SAAJ allows you to do XML messaging from the Java platform by making method
calls by creating, sending and consuming XML messages over the Internet. WebSphere
Application Server Version 6.0 supports SAAJ Version 1.2
WebSphere Application Server also provides other mechanisms that can help
you get the most out of your Web services:
- A private Universal Description,
Discovery and Integration (UDDI) registry
- A private UDDI registry provides a way to publish and discover information
about Web services that are available within and through your organization.
You can use it to make your Web services available to people within your organization,
or beyond your organization. A group of companies can use it to share their
Web services, or to make them available to others outside the group. At its
simplest, a private UDDI registry does for Web services what a business telephone
directory does for business addresses and telephone numbers. However, a private
UDDI registry is much more than just a directory. It needs to be in order
to harness the considerable power and flexibility of Web services. If you
publish your Web service to UDDI, you make it available for other people or
applications to discover and reuse. This saves development time, effort and
cost, and helps minimize the need to maintain several different implementations
of the same application.
- A Web Services Invocation Framework
(WSIF)
- SOAP bindings for Web services are part of the WSDL specification. So
when you think of using a Web service, you probably think of assembling a
SOAP message and sending it across the network to the service endpoint, using
some SOAP client API. The WSDL specification allows for extensibility points
which can describe alternate ways of invoking a Web service. A WSIF client
can make use of these non-SOAP descriptions to invoke a service in a more
efficient way. For example, a Web service provider might offer a SOAP binding
for the service and a local Java binding that allows you to treat the local
service implementation (a Java class) as a Web service. If the client is deployed
in the same environment as the service, then the local Java binding for the
service can be used.
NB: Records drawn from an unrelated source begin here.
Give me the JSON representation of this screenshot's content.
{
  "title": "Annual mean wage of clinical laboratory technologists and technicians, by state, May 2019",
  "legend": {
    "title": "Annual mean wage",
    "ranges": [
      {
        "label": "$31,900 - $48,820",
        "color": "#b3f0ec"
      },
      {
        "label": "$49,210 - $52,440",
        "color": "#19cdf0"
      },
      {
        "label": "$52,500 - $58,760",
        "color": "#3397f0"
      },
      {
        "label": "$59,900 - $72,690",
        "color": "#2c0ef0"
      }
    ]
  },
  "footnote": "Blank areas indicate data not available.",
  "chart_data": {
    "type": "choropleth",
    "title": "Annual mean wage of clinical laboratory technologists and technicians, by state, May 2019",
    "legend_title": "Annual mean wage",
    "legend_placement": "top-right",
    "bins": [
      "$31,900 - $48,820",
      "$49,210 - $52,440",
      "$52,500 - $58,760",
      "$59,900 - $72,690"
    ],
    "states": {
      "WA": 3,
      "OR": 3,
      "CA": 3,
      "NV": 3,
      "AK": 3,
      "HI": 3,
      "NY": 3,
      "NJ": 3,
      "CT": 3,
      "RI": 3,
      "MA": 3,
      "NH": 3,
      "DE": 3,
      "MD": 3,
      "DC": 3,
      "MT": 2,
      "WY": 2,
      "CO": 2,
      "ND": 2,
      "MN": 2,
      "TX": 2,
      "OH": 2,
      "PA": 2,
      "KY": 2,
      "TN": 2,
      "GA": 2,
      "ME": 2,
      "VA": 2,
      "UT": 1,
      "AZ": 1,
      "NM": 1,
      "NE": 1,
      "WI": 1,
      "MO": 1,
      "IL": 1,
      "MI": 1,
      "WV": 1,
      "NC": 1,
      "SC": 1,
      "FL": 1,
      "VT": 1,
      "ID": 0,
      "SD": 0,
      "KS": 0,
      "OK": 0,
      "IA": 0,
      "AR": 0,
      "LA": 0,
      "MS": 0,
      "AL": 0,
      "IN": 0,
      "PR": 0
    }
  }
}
This provides more efficient communication with the service
by making direct Java calls rather than sending and receiving SOAP messages.
- To deploy a Web service as a WSIF-enabled service, you first develop and
deploy the Web service, then you develop the WSIF client based on the WSDL
document for that Web service.
- The Web service enablement of the service integration bus (SIBWS)
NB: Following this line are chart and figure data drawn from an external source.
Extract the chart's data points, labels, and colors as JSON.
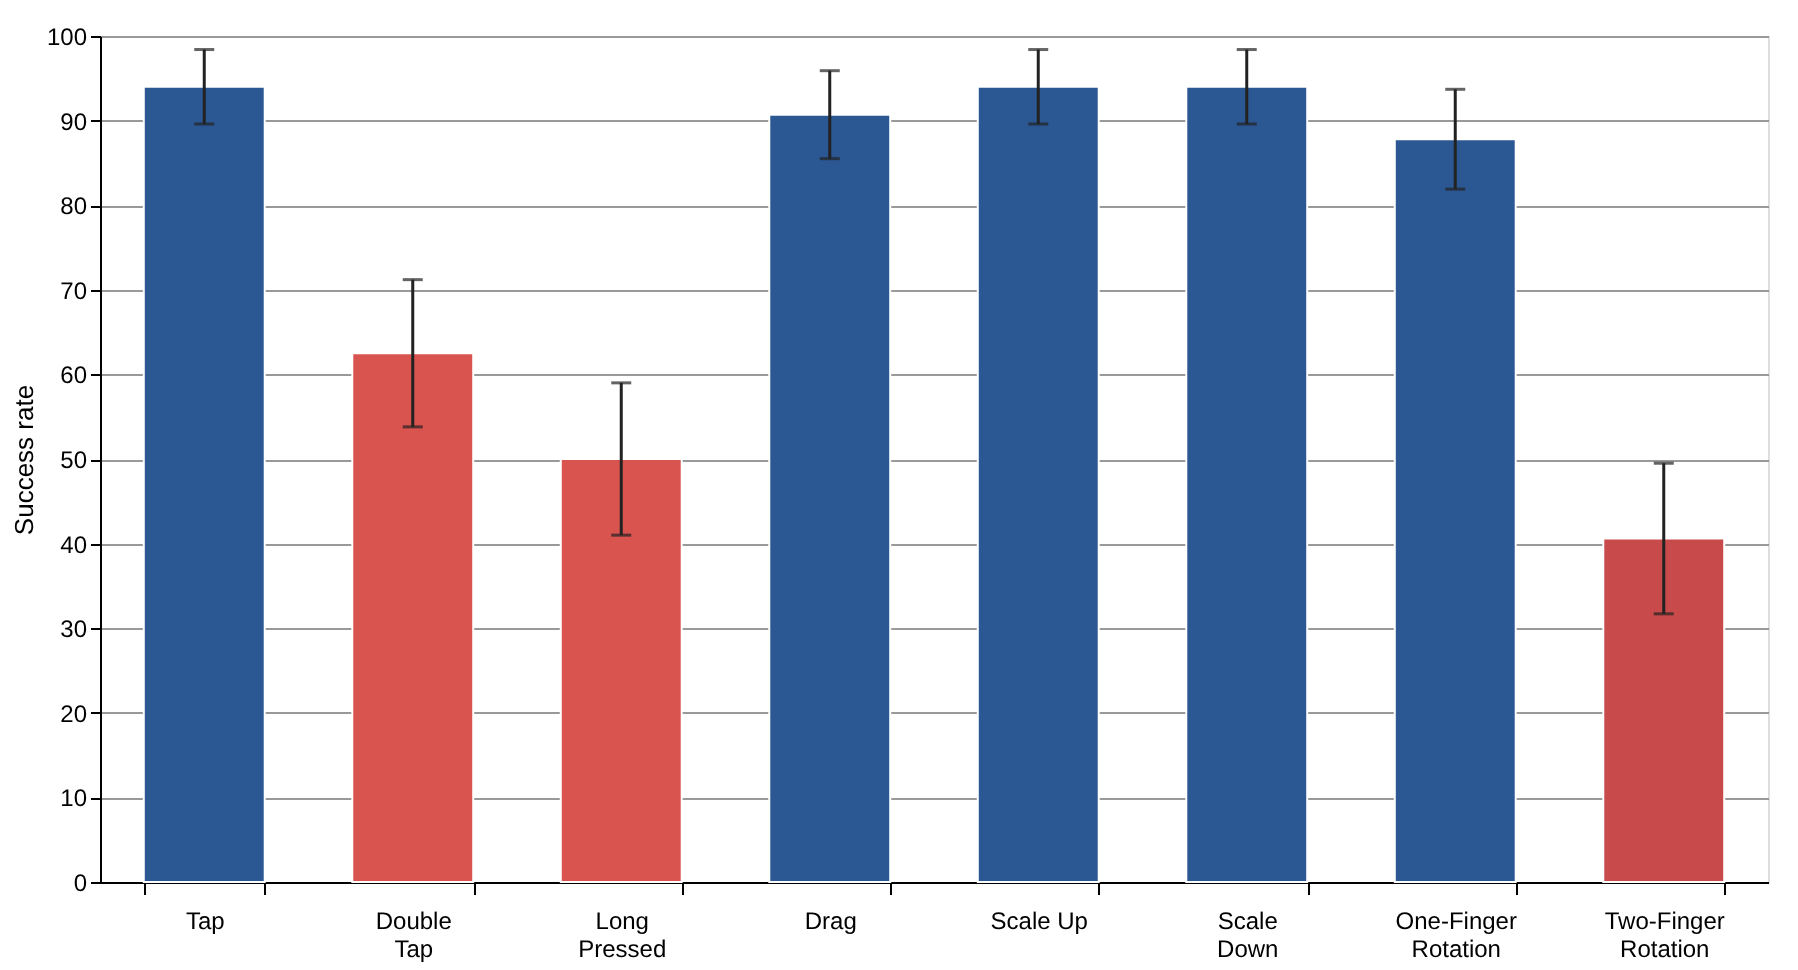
{
  "chart_data": {
    "type": "bar",
    "categories": [
      "Tap",
      "Double Tap",
      "Long Pressed",
      "Drag",
      "Scale Up",
      "Scale Down",
      "One-Finger Rotation",
      "Two-Finger Rotation"
    ],
    "values": [
      94,
      62.5,
      50,
      90.7,
      94,
      94,
      87.8,
      40.6
    ],
    "errors": [
      4.4,
      8.7,
      9,
      5.2,
      4.4,
      4.4,
      5.9,
      8.9
    ],
    "colors": [
      "#2b5793",
      "#d9534f",
      "#d9534f",
      "#2b5793",
      "#2b5793",
      "#2b5793",
      "#2b5793",
      "#c84a4a"
    ],
    "ylabel": "Success rate",
    "ylim": [
      0,
      100
    ],
    "yticks": [
      0,
      10,
      20,
      30,
      40,
      50,
      60,
      70,
      80,
      90,
      100
    ],
    "grid": "y"
  }
}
- Through the SIBWS, you can achieve the following goals:
- You can take an internal service that is available at a service destination,
and make it available as a Web service.
- You can take an external Web service, and make it available at a service
destination.
- You can use the Web services gateway to map an existing
service - either an internal service, or an external Web service - to a new
Web service that appears to be provided by the gateway.